Neben der Erleichterung über den glimpflichen Ausgang des Diebstahls bleibt schlußendlich doch ein ziemlich bitterer Nachgeschmack zurück. "Und denken Sie daran: Die Welt ist schlecht“, sagte einer der beiden Polizisten nüchtern zum Abschied, nachdem sie nachts um 1.15 Uhr die Anzeige vor Ort aufgenommen hatten.
In meinen Augen trifft der Begriff "Dreistigkeit" den Nagel aber viel besser auf den Kopf. Es ist schlimm genug, wenn die Abwesenheit der Bewohnerinnen und Bewohner ausgenutzt wird, in ihre Wohnungen oder Häuser einzusteigen. Doch wie weit muß die Hemmschwelle einer Person gesunken sein, wenn selbst die sichtbare und hörbare Anwesenheit der Bewohner nicht mal mehr davon abschreckt, sich unerlaubt Zugang zu einer fremden Wohnung zu verschaffen?
Man braucht vermutlich einige Nerven, dieses - offensichtliche und in jeder Sekunde greifbare - Risiko einzugehen, erwischt zu werden. Die Frage "Was wäre, wenn ... ?“ ist sicherlich müßig.
Nichtsdestotrotz hat sich seit diesem Ereignis aber vieles verändert.

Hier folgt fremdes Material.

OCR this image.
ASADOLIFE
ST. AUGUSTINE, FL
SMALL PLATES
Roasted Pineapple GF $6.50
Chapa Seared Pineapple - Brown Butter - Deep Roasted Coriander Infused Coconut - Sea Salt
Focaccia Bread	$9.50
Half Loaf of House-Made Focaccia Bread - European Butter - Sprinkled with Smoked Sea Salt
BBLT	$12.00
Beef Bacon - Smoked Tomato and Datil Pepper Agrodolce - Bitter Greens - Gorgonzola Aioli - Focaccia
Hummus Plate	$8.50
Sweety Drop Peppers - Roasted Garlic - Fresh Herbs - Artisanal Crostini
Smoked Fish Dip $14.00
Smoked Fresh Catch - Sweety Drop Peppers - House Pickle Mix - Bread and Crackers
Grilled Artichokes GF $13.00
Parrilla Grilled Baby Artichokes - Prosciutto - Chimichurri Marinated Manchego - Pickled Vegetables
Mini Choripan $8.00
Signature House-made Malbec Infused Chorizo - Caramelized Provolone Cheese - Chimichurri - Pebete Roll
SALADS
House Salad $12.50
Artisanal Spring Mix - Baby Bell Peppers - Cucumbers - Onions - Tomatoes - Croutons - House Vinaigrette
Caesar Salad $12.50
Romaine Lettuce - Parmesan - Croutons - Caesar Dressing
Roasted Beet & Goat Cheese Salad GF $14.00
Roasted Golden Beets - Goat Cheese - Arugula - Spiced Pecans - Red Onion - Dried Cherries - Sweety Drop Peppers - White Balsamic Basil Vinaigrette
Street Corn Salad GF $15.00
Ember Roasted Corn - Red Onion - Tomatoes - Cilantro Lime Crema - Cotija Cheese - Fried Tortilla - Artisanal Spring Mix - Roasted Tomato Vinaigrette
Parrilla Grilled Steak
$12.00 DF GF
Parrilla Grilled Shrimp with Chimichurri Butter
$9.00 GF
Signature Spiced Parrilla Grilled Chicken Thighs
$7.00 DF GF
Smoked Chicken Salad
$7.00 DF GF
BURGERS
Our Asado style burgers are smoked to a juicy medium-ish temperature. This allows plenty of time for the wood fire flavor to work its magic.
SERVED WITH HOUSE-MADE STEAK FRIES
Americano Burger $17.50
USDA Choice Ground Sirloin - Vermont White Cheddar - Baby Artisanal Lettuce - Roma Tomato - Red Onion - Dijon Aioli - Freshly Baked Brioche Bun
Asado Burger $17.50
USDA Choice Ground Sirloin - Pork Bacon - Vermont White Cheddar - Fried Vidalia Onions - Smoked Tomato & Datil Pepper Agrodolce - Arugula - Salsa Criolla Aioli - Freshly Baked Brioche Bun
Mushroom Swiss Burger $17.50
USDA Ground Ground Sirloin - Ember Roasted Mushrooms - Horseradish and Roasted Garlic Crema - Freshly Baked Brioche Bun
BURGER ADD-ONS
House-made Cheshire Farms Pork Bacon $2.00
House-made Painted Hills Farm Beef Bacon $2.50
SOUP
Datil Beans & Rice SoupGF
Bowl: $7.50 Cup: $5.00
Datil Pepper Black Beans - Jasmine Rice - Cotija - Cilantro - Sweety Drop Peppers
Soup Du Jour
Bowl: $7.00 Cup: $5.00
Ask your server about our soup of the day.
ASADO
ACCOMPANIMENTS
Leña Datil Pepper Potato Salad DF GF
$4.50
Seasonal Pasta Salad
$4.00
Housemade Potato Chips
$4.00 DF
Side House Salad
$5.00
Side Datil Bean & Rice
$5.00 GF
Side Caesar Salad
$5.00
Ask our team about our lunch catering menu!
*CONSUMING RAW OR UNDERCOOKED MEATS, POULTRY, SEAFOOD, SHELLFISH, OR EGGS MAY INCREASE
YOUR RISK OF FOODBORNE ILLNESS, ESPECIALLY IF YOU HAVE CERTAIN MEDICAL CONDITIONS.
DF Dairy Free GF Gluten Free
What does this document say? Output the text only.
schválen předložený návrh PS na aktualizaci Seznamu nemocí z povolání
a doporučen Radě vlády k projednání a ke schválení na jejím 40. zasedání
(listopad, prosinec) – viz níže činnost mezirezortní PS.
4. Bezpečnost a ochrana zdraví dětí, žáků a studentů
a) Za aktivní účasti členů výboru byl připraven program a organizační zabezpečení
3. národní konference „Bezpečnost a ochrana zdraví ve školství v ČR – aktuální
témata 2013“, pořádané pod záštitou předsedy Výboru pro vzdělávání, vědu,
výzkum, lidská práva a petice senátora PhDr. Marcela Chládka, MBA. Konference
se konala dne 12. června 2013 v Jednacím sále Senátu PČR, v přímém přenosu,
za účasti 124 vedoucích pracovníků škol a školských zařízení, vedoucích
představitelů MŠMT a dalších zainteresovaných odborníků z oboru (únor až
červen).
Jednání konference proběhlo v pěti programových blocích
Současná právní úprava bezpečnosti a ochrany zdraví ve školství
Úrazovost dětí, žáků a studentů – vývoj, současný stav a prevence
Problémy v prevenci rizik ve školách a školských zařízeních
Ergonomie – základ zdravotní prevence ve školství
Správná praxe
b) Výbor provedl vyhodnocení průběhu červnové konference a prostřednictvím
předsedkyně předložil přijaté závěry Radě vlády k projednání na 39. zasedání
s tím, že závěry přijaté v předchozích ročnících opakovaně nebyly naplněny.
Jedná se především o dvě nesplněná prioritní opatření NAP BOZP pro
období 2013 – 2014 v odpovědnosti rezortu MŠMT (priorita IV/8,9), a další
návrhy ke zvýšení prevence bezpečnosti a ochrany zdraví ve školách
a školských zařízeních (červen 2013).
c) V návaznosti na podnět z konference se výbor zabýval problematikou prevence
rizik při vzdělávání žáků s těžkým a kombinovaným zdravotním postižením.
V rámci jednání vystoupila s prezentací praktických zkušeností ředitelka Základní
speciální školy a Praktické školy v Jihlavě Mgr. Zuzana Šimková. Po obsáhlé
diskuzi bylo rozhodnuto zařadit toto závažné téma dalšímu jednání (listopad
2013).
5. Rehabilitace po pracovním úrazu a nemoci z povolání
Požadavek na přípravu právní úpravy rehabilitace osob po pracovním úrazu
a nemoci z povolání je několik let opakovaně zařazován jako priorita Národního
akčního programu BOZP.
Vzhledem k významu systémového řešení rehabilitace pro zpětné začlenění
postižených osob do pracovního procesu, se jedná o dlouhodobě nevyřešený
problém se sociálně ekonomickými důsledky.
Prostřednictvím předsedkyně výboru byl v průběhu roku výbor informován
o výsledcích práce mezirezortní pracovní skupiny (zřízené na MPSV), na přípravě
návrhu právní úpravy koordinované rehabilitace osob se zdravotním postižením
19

Den Luxus, bei herrlichstem Sonnenschein alle Terrassentüren unbeobachtet sperrangelweit aufzureißen und gleichzeitig schnell mal sorglos im Nebenzimmer zu verschwinden, leisten wir uns nicht mehr. Aktivitäten außerhalb der Wohnung werden noch stärker als vorher von einem zwanghaften Kontrollgedanken begleitet, ob auch ja alles ab- und zugeschlossen ist.
Übliche Vorsichtsmaßnahmen vor dem Schlafengehen wie zum Beispiel die zugeschlossene Wohnungstür, fest verschlossene Fenster und dicht verrammelte Rolläden haben auf einmal jeglichen Schutzcharakter eingebüßt. Jedes früher noch so vertraute Geräusch steht nun nämlich unter einem permanenten Generalverdacht, die eigene Sicherheit zu gefährden.
In diesen Schreckensmomenten ist dann kein Platz mehr für eine realistische Einschätzung der Situation. Am Ende bleibt die traurige Erkenntnis, daß unsere Privatsphäre nicht nur gestört, sondern im hohen Maße verletzt wurde. Die eigenen vier Wände als unumstrittener Ort der Zuflucht und Geborgenheit wackeln momentan bedenklich.